Saturday, June 30, 2007

Some perspective from the eye of the current storm

Popessa referenced the London and Glasgow bombings earlier today. I was just reviewing the British papers for up-to-the-minute news and came across this lead article from the Guardian. I will let the editors speak for themselves:

"... the long view taken by those Britons whose phlegmatic calm so discountenances the foreign media is the right one. For terrorists do not pose, as some melodramatically claim, a threat to our way of life. In fact, they show us its strengths. The periods where there has been no terrorist threat to Britons in the past 150 years have been the exception, not the rule, yet we have weathered pretty much everything that has so far been thrown at us. So, it is worth noting, have many of our closest allies. Spain's far younger and far more fragile democracy withstood the Madrid bombings of 2004, as well as the campaigns of ETA. The US survived the shock of 9/11. Our own nation may have been shocked by 7/7 and 21/7, but it has not been significantly weakened.

Some believe that the solution to terrorism is to resolve the myriad grievances the terrorists broadcast so violently. This is a mistake. Many such grievances are imagined - the West does not want to 'dominate the lands of Islam', for example. Many more are simply not Britain's fault; we are not to blame for the parlous economic state of many Islamic countries.
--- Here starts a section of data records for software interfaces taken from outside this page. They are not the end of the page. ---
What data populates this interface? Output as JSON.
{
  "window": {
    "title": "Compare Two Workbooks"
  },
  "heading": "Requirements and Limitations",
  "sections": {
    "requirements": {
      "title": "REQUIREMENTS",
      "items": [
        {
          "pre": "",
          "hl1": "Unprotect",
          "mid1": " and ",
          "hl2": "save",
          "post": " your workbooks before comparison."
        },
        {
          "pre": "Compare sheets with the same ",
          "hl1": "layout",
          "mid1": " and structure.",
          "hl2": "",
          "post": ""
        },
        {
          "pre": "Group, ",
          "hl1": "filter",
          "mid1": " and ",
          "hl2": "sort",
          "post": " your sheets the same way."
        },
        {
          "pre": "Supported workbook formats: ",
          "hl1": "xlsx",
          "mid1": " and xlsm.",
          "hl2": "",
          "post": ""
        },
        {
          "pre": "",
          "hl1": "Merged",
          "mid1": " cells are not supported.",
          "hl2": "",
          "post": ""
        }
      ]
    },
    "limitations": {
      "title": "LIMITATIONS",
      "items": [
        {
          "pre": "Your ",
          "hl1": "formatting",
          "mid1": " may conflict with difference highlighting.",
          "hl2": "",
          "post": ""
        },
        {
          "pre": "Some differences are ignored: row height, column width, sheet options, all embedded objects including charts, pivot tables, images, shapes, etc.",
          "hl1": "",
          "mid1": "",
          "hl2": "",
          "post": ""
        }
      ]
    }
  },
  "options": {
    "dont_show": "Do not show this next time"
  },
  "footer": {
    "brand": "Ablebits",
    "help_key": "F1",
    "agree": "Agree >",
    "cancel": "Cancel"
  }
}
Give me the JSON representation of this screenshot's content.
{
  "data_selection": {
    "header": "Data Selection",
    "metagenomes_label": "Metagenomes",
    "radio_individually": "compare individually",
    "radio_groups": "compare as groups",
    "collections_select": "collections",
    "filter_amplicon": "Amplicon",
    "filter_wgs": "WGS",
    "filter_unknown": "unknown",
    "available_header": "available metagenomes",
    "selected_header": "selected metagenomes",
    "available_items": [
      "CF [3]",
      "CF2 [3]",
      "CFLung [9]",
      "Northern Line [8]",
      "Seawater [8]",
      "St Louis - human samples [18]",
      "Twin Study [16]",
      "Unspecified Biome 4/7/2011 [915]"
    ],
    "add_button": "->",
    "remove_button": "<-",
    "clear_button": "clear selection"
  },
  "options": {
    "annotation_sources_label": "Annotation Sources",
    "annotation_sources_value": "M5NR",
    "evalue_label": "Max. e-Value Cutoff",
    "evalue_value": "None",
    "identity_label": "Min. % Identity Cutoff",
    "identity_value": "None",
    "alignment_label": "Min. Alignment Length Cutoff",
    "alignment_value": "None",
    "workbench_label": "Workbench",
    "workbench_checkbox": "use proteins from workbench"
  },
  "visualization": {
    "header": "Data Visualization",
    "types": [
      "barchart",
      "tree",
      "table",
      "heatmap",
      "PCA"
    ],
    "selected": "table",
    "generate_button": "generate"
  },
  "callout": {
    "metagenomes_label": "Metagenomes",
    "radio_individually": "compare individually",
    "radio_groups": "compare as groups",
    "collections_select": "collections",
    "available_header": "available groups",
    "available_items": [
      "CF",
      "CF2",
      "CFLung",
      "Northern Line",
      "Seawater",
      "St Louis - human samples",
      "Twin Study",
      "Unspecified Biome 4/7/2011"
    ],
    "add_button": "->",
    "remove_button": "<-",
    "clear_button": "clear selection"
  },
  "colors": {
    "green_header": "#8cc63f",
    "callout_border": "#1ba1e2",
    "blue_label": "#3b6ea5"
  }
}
Instead, we should remember that it is our way of life, and the attraction it holds, that remains our best weapon. The truth is that our democratic structures, our economy, our values and the society we have built upon them are much stronger than we often think.

They can easily cope with the unpleasant but necessary measures, such as the controversial and currently flawed control orders, that are essential to fight terrorism. In counterterrorist circles, there is much anxious talk about the resilience of modern terrorist networks. There should be some less anxious talk about the resilience of our societies, too."

I think this strikes exactly the right note. What we are dealing with here is a death cult, with little appeal outside a narrow group of people. There is no need to change fundamentally the way we conduct our business...democracies ARE strong societies, perfectly capable of coping with this kind of threat. The language of overreaction, such as we have heard here in the US, only raise these nihilists' profile and standing. Let's do what we can to deflate these people, drain their swamps--maybe draw down the counterproductive and costly Iraq misadventure--and let the law enforcement agencies worldwide root out and punish these criminals. No need to "go all wobbly," as Margaret Thatcher put it so pithily in the l980s--let's play to our strengths and refuse to take action destructive to our basic values.


Anonymous Anonymous said...

One does wonder so about the hypocrisy rampant in Bush/Cheney and this administration when we hear their cheers loud and long for the American way and promoting democracy abroad and contrast that with their never-ending attempts to pull back on those rights within.

It's a question we've asked time and time again. And no answer ever comes.

10:40 AM  
Anonymous Katy said...

What would Thatcher do? Wouldn't she have been rushing into Iraq with Bush too? Wobbly or not.